Droit des obligations

Bail commercial : exclusion du déséquilibre significatif

Mots-clefs : Contrats, Concurrence, Relations commerciales, Protection contre l’abus, Déséquilibre significatif, Contrats visés, Bail commercial (non)

Le bail commercial échappe à l’application de l’article L. 442-6, 2° du Code de commerce relatif au déséquilibre significatif.
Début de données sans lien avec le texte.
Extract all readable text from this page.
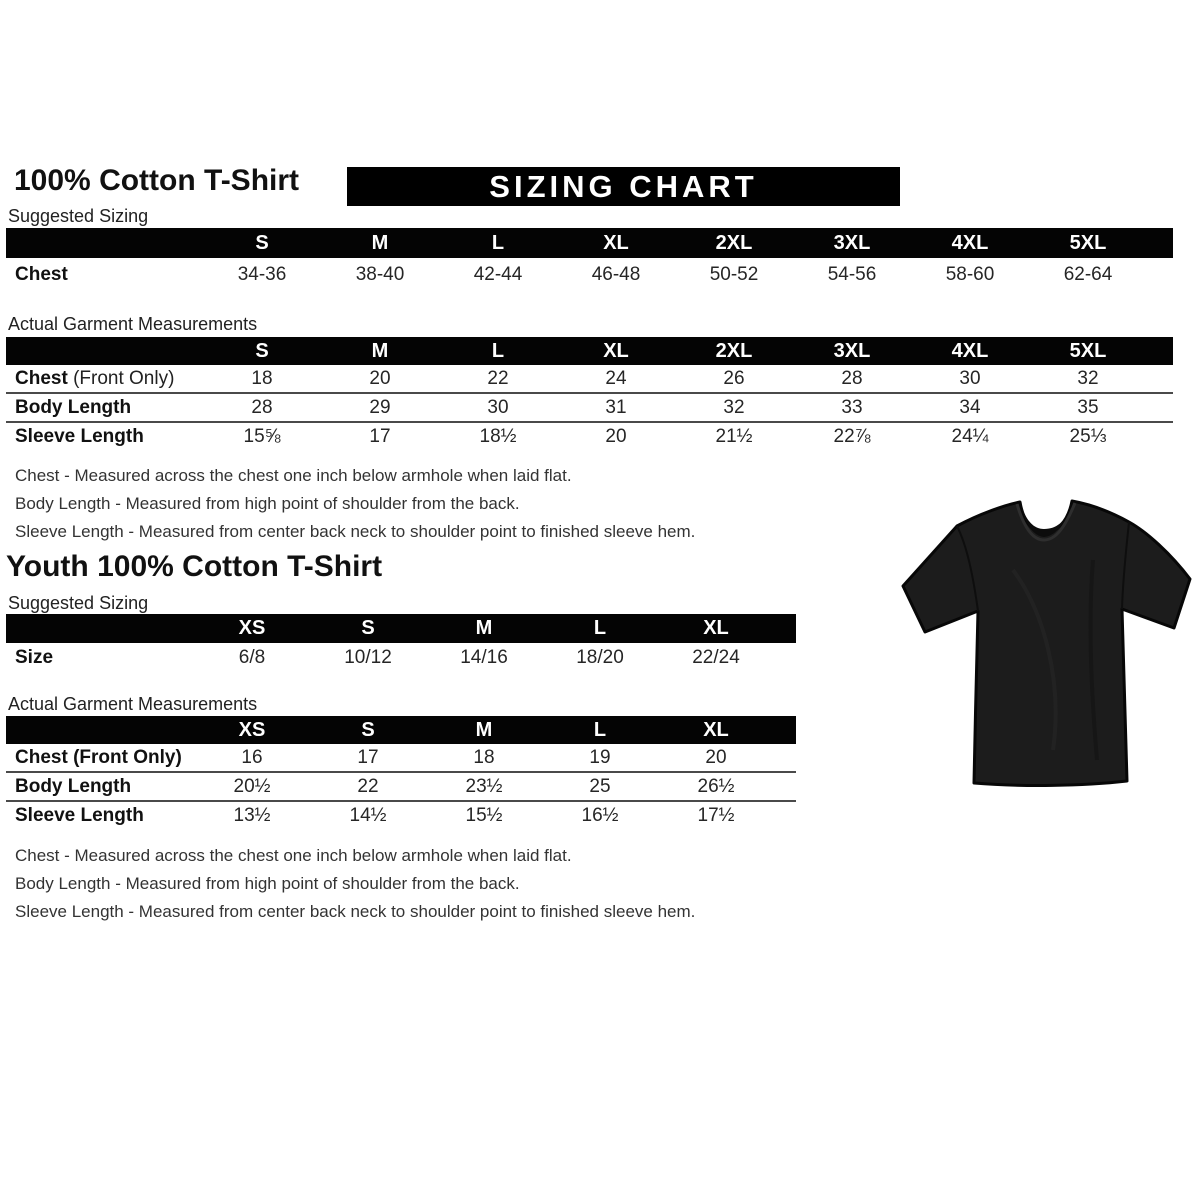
100% Cotton T-Shirt	SIZING CHART
Suggested Sizing
	S	M	L	XL	2XL	3XL	4XL	5XL	
Chest	34-36	38-40	42-44	46-48	50-52	54-56	58-60	62-64	
Actual Garment Measurements
	S	M	L	XL	2XL	3XL	4XL	5XL	
Chest (Front Only)	18	20	22	24	26	28	30	32	
Body Length	28	29	30	31	32	33	34	35	
Sleeve Length	15⅝	17	18½	20	21½	22⅞	24¼	25⅓	
Chest - Measured across the chest one inch below armhole when laid flat.
Body Length - Measured from high point of shoulder from the back.
Sleeve Length - Measured from center back neck to shoulder point to finished sleeve hem.
Youth 100% Cotton T-Shirt
Suggested Sizing
	XS	S	M	L	XL	
Size	6/8	10/12	14/16	18/20	22/24	
Actual Garment Measurements
	XS	S	M	L	XL	
Chest (Front Only)	16	17	18	19	20	
Body Length	20½	22	23½	25	26½	
Sleeve Length	13½	14½	15½	16½	17½	
Chest - Measured across the chest one inch below armhole when laid flat.
Body Length - Measured from high point of shoulder from the back.
Sleeve Length - Measured from center back neck to shoulder point to finished sleeve hem.
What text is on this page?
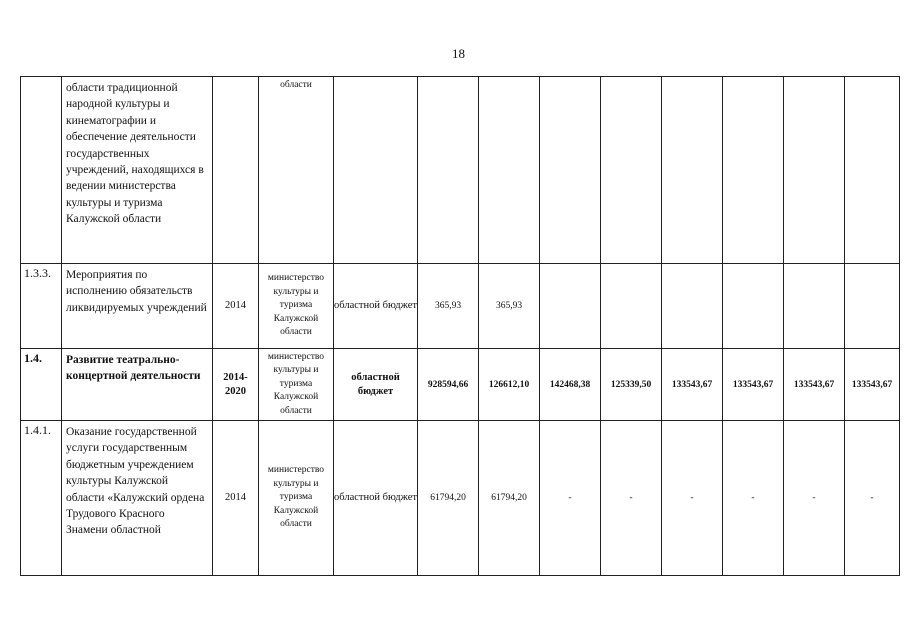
18
	области традиционной народной культуры и кинематографии и обеспечение деятельности государственных учреждений, находящихся в ведении министерства культуры и туризма Калужской области		области									
1.3.3.	Мероприятия по исполнению обязательств ликвидируемых учреждений	2014	министерство культуры и туризма Калужской области	областной бюджет	365,93	365,93						
1.4.	Развитие театрально-концертной деятельности	2014-2020	министерство культуры и туризма Калужской области	областной бюджет	928594,66	126612,10	142468,38	125339,50	133543,67	133543,67	133543,67	133543,67
1.4.1.	Оказание государственной услуги государственным бюджетным учреждением культуры Калужской области «Калужский ордена Трудового Красного Знамени областной	2014	министерство культуры и туризма Калужской области	областной бюджет	61794,20	61794,20	-	-	-	-	-	-
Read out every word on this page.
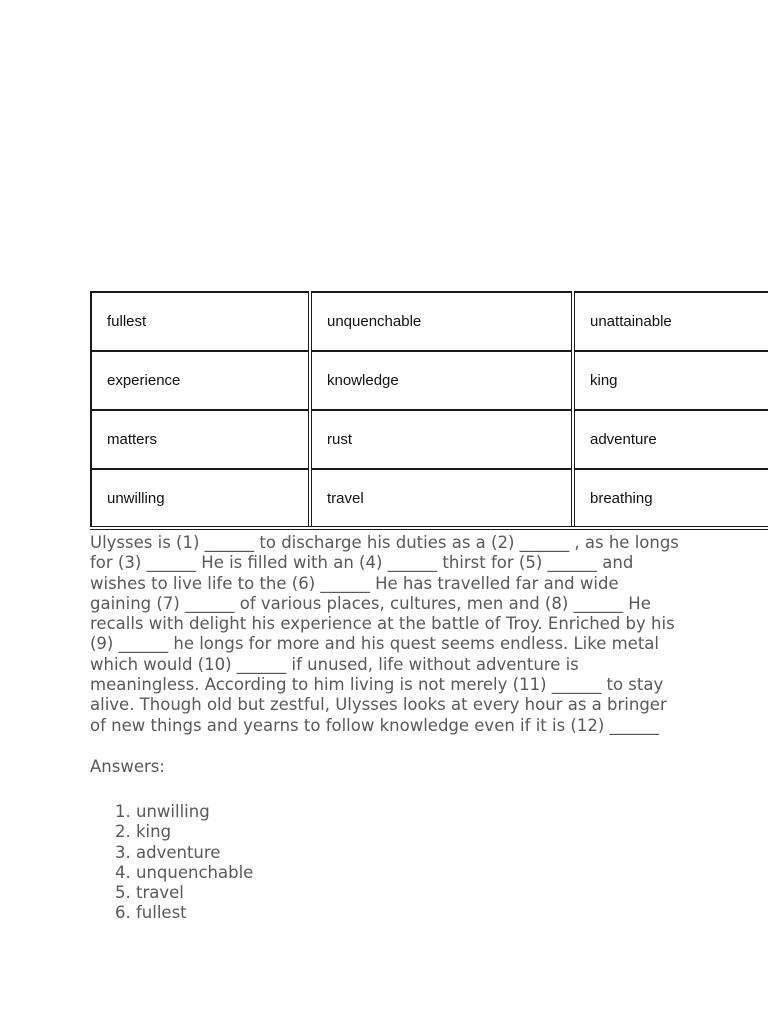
fullest	unquenchable	unattainable
experience	knowledge	king
matters	rust	adventure
unwilling	travel	breathing

Ulysses is (1) ______ to discharge his duties as a (2) ______ , as he longs for (3) ______ He is filled with an (4) ______ thirst for (5) ______ and wishes to live life to the (6) ______ He has travelled far and wide gaining (7) ______ of various places, cultures, men and (8) ______ He recalls with delight his experience at the battle of Troy. Enriched by his (9) ______ he longs for more and his quest seems endless. Like metal which would (10) ______ if unused, life without adventure is meaningless. According to him living is not merely (11) ______ to stay alive. Though old but zestful, Ulysses looks at every hour as a bringer of new things and yearns to follow knowledge even if it is (12) ______

Answers:

1. unwilling
2. king
3. adventure
4. unquenchable
5. travel
6. fullest
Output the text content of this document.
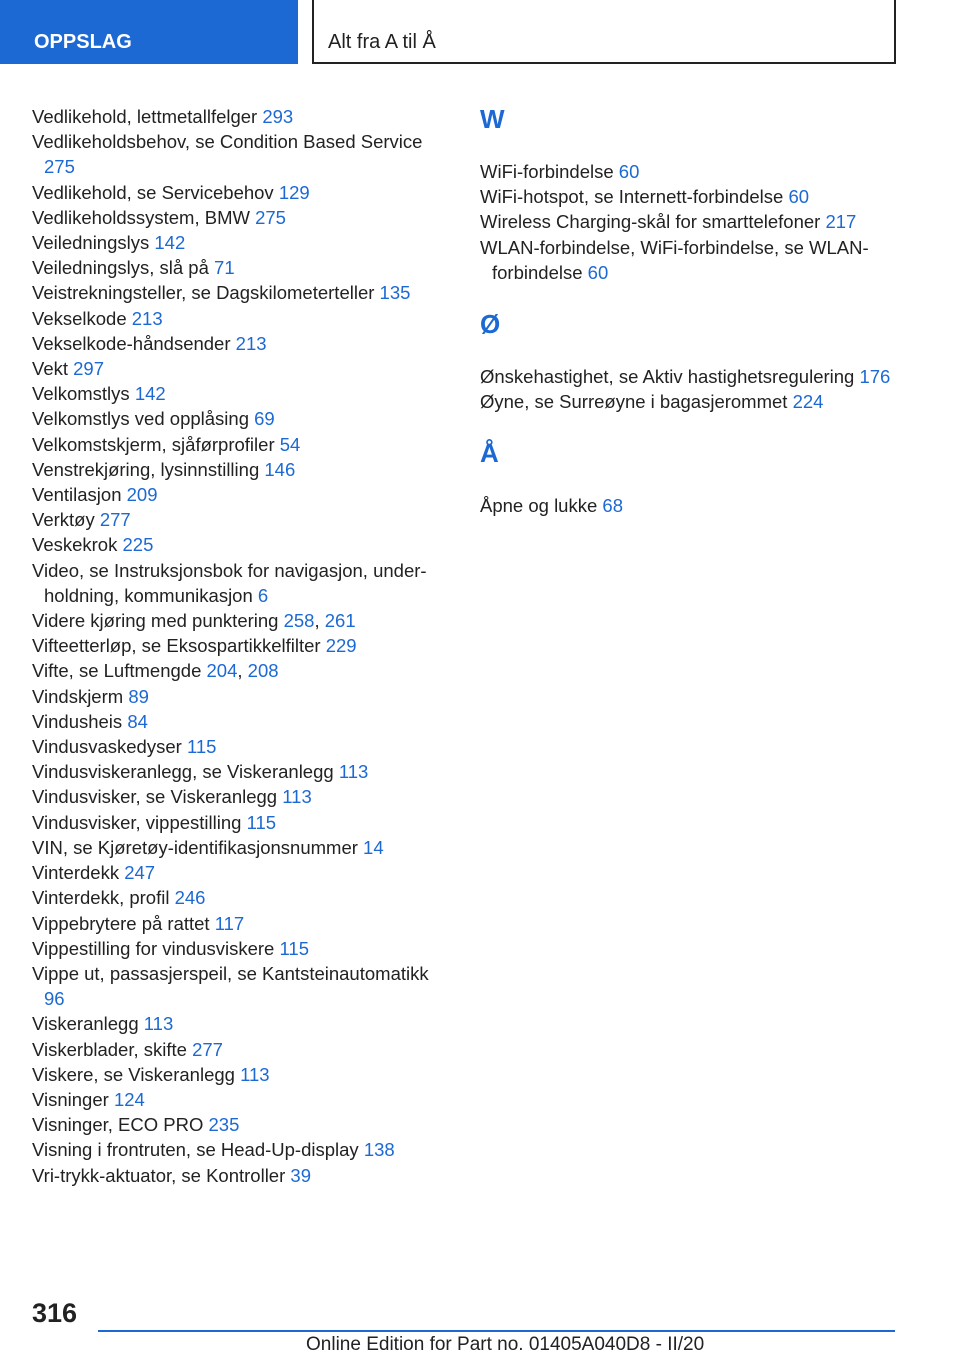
OPPSLAG	Alt fra A til Å
Vedlikehold, lettmetallfelger 293
Vedlikeholdsbehov, se Condition Based Service 275
Vedlikehold, se Servicebehov 129
Vedlikeholdssystem, BMW 275
Veiledningslys 142
Veiledningslys, slå på 71
Veistrekningsteller, se Dagskilometerteller 135
Vekselkode 213
Vekselkode-håndsender 213
Vekt 297
Velkomstlys 142
Velkomstlys ved opplåsing 69
Velkomstskjerm, sjåførprofiler 54
Venstrekjøring, lysinnstilling 146
Ventilasjon 209
Verktøy 277
Veskekrok 225
Video, se Instruksjonsbok for navigasjon, underholdning, kommunikasjon 6
Videre kjøring med punktering 258, 261
Vifteetterløp, se Eksospartikkelfilter 229
Vifte, se Luftmengde 204, 208
Vindskjerm 89
Vindusheis 84
Vindusvaskedyser 115
Vindusviskeranlegg, se Viskeranlegg 113
Vindusvisker, se Viskeranlegg 113
Vindusvisker, vippestilling 115
VIN, se Kjøretøy-identifikasjonsnummer 14
Vinterdekk 247
Vinterdekk, profil 246
Vippebrytere på rattet 117
Vippestilling for vindusviskere 115
Vippe ut, passasjerspeil, se Kantsteinautomatikk 96
Viskeranlegg 113
Viskerblader, skifte 277
Viskere, se Viskeranlegg 113
Visninger 124
Visninger, ECO PRO 235
Visning i frontruten, se Head-Up-display 138
Vri-trykk-aktuator, se Kontroller 39
W
WiFi-forbindelse 60
WiFi-hotspot, se Internett-forbindelse 60
Wireless Charging-skål for smarttelefoner 217
WLAN-forbindelse, WiFi-forbindelse, se WLAN-forbindelse 60
Ø
Ønskehastighet, se Aktiv hastighetsregulering 176
Øyne, se Surreøyne i bagasjerommet 224
Å
Åpne og lukke 68
316
Online Edition for Part no. 01405A040D8 - II/20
Une société locataire d’un local situé dans un centre commercial avait assigné la société bailleresse devant le tribunal de grande instance de Paris en indemnisation sur le fondement des articles 1134 et 1719 du Code civil pour manquement à ses obligations contractuelles et de délivrance, et sur le fondement de l'article L. 442-6, I, 2° du Code de commerce en ce que les clauses de non-responsabilité et de fixation du loyer à un minimum garanti, contenues dans le bail, traduisaient un déséquilibre significatif. 

Un juge de la mise en état avait déclaré le tribunal de grande instance de Paris seul compétent pour connaître de l'ensemble du litige en application de l'article D. 442-4 du Code de commerce, ce que la cour d’appel avait infirmé, désignant le tribunal de grande instance de Bobigny comme étant le seul compétent, en vertu de l'article R. 145-23 du Code de commerce selon lequel la juridiction territorialement compétente pour statuer en matière de bail commercial est celle du lieu de situation de l'immeuble dont dépendent les lieux loués, pour connaître du litige.

La locataire forma un pourvoi en cassation, reprochant à la cour d’appel d’avoir désigné cette juridiction qui n’était pas, selon la demanderesse, investie du pouvoir de connaître de cette demande, en jugeant à tort que les dispositions du statut des baux commerciaux étaient exclusives de toute application conjointe ou alternative des dispositions de l'article L. 442- 6 du Code de commerce alors que les stipulations du contrat de bail traduiraient un déséquilibre significatif engageant la responsabilité de la société bailleresse sur le fondement du texte précité et justifiant de retenir la compétence exclusive du tribunal de grande instance de Paris.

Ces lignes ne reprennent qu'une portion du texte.